How a Child Who Was Denied the Luxury of Being Selfish Can Become Quite Indecorous as an Adult
In an emotional animated essay, the very insightful School of Life gently explains how children who were denied the of luxury being selfish, demanding beings, but rather had to grow up quickly to please an inattentive, fragile or uncaring parent. Instead, these children put on their polite false selves very early in life and later suffered from emotional deficiencies of never experiencing that luxury of their true selves. This theory comes from child psychoanalyst Donald Winnicolt, who posited that healthy development requires a child to experience their true self of selfishness before the put on their well behaved false self, otherwise it will come out in more indecorous ways as an adult.

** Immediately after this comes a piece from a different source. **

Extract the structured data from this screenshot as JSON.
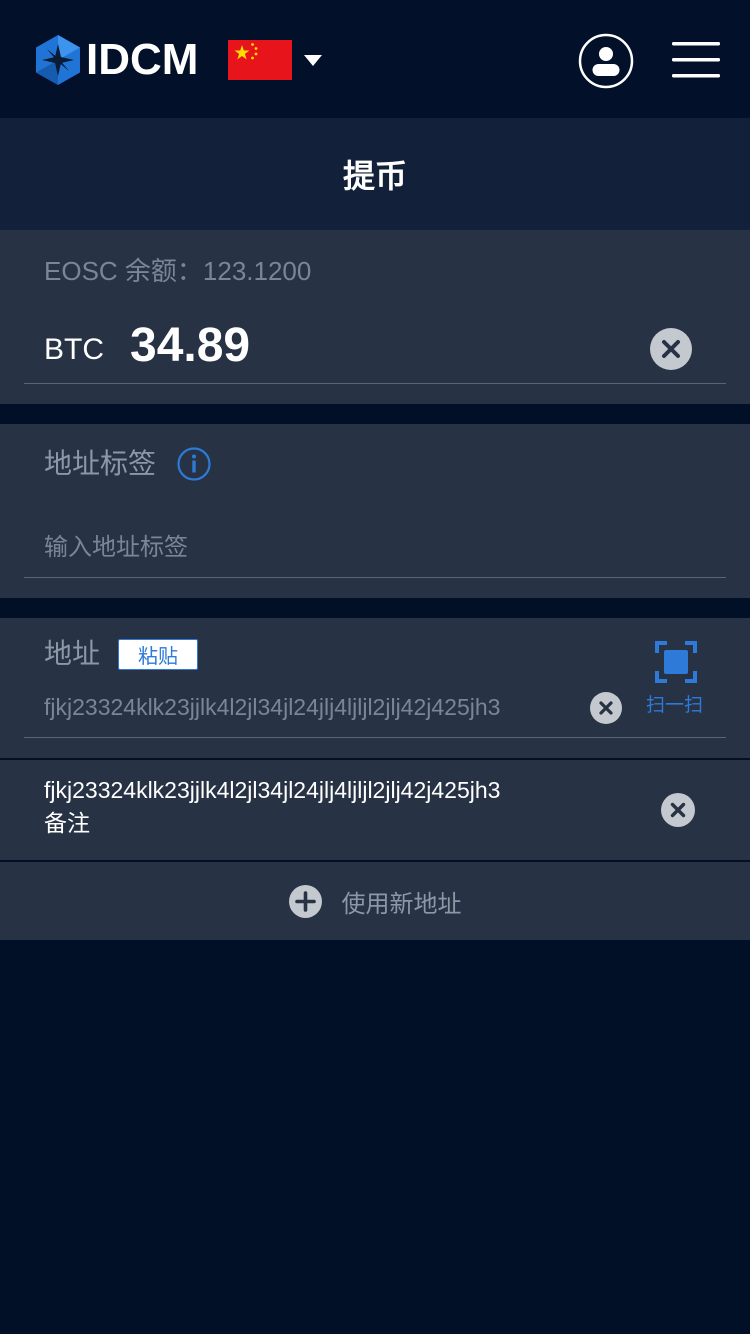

One of the most surprising but powerful explanations for why we may, as adults, be in trouble mentally is that we were, in our earliest years, denied the opportunity to be fully ourselves, that is, we were not allowed to be willful and difficult, we could not be as demanding, aggressive, intolerant, and unrestrictedly selfish as we needed to be. Because our caregivers were preoccupied or fragile, we had to be preternaturally attuned to their demands, sensing that we had to comply in order to be loved and tolerated; we had to be false before we had the chance to feel properly alive. And as a result, many years later, without quite understanding the process, we risk feeling unanchored, inwardly dead and somehow not entirely present.